Emily Katz Anhalt has taught undergraduates for nearly 40 years, and never before, she reports in this issue, has she seen such a crisis in mental health, with students who are poorly rested, unable to concentrate, and prone to feelings of sadness, fury, and despair. Well, times are tough. And college sophomores aren’t the only ones these days suffering from sustained anxiety. Anhalt, however, believes that all of us can learn to cope with the adversity in our lives by embracing the humanities: “Literature, history, philosophy, and art carry us beyond ourselves and our own limited experience and timespan, empowering us to assess and benefit from the achievements, suffering … and errors of people—real and fictional—throughout the ages.”

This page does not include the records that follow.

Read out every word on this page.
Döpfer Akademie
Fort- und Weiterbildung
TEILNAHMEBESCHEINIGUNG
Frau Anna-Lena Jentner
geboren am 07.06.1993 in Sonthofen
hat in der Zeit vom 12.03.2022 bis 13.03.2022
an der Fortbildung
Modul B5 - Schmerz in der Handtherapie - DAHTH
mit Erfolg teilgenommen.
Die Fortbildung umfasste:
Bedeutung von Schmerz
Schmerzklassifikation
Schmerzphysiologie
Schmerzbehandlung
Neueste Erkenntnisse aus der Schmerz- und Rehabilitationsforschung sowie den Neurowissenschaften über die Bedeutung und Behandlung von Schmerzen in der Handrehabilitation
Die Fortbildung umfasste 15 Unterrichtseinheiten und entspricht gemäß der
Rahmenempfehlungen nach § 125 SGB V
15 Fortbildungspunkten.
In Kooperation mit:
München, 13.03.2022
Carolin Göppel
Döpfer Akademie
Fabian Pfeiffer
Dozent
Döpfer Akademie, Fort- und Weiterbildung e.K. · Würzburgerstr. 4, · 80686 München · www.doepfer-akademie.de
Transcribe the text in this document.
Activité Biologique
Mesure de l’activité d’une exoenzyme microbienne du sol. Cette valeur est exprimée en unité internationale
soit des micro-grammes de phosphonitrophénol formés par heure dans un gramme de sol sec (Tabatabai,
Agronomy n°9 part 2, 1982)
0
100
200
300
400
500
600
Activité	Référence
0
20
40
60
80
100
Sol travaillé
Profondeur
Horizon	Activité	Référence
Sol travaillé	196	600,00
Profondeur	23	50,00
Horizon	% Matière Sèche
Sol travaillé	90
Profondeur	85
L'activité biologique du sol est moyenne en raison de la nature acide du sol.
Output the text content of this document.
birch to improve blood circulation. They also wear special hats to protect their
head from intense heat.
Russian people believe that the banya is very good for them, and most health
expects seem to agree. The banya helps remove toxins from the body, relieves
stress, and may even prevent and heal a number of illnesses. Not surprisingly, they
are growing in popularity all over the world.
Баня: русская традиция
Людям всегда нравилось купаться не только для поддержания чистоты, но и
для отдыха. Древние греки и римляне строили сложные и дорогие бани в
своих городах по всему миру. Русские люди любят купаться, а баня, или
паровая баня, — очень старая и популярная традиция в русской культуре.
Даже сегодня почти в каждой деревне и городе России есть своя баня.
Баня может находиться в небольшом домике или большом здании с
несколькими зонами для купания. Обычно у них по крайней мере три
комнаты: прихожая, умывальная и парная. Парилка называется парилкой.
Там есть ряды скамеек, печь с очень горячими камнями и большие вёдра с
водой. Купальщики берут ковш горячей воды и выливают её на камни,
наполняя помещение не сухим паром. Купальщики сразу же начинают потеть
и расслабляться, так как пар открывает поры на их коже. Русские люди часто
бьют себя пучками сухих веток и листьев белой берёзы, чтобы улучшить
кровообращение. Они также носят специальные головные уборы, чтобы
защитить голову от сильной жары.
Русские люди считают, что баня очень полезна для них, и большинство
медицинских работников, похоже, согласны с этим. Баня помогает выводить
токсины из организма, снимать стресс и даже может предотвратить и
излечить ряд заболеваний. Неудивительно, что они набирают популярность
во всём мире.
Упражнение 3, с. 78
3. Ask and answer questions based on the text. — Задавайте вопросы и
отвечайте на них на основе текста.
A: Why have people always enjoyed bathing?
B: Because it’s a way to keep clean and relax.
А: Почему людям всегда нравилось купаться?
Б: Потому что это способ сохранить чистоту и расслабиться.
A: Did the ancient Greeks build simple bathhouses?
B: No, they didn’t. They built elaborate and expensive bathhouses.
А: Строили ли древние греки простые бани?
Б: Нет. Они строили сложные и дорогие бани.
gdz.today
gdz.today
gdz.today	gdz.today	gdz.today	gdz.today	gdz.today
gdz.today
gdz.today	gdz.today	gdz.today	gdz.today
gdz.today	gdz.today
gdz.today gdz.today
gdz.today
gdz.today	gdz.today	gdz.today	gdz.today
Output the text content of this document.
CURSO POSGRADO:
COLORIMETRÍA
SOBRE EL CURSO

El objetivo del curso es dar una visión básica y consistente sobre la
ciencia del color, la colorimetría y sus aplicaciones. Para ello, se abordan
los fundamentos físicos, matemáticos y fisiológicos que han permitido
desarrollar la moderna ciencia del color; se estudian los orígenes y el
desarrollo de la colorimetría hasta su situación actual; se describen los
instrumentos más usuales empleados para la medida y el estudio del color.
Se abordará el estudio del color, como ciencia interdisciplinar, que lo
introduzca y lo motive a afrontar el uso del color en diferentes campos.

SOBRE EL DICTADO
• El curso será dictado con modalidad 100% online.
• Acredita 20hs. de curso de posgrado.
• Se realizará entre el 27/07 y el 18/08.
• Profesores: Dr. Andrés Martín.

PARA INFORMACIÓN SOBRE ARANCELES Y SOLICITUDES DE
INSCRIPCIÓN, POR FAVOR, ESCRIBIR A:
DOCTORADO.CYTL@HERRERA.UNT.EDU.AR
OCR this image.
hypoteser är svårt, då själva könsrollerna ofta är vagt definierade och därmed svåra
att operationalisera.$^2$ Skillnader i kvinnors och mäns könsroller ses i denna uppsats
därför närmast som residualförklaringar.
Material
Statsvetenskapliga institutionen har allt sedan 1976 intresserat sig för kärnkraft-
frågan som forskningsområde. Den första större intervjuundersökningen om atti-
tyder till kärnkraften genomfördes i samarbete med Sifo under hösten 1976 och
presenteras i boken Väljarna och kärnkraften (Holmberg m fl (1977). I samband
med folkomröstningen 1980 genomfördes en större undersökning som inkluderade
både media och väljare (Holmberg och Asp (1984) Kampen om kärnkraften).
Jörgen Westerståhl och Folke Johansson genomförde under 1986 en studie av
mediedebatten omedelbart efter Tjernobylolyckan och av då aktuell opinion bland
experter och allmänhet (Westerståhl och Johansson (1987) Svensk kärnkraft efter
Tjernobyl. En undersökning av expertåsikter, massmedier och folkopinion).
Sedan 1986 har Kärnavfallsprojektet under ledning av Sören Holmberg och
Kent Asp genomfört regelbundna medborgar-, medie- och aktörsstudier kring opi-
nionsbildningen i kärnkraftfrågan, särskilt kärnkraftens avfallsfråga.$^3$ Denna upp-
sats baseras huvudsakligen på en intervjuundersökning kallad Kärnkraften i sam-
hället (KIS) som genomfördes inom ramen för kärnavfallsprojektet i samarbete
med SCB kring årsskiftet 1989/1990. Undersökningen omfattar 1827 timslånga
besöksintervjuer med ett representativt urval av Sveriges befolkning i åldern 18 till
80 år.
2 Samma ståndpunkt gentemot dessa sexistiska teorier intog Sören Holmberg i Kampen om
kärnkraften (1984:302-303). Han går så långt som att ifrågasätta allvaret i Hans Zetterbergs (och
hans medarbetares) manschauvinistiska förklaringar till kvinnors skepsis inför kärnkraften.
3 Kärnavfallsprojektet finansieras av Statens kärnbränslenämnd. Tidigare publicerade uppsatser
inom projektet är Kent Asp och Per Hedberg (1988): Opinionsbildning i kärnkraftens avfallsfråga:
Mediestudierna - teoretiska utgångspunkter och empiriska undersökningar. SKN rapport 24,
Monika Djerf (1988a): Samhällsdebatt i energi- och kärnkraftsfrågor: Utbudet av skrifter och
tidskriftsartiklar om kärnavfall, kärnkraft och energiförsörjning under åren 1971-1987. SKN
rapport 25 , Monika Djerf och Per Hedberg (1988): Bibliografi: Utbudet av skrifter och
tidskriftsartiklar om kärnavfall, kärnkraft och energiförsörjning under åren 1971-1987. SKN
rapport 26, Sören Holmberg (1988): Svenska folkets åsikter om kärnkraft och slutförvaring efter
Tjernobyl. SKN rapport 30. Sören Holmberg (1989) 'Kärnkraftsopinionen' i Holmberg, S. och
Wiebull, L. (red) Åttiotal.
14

During the early days of the pandemic, while others were discovering The Decameron and The Plague, I found myself rereading Sophocles’s Philoctetes, about the great archer rendered lame by the bite of a venomous snake. So putrid is Philoctetes’s wound, so stark are his resulting episodes of madness that Odysseus abandons him on the deserted island of Lemnos before continuing on to the war with Troy. Philoctetes does not deserve this fate. That he is merely the victim of bad luck is one reason why Sophocles’s portrait of isolation and loneliness, of what it might be like to die alone, seemed all the more relevant in those early Covid days.
When the Greeks realize that Philoctetes and his fabled bow are needed to vanquish the Trojans, cunning Odysseus must bring him back (or, at the very least, steal his bow), enlisting young Neoptolemus to aid in the deceit. But after witnessing one of Philoctetes’s venom-induced episodes, Neoptolemus regrets taking part in the scheme. Stirred by compassion, compelled to do the just thing, he risks ruin to tell Philoctetes the truth, thus becoming the architect of the wounded archer’s redemption. As Philoctetes reminds him (in David Greene’s translation), “You are not bad yourself; by bad men’s teaching / you come to practice your foul lesson.” Here, then, is a reminder from the fifth century BCE of how an individual can resist the unjust orders of those in power to follow a moral, compassionate course—a lesson worth learning in this or any time.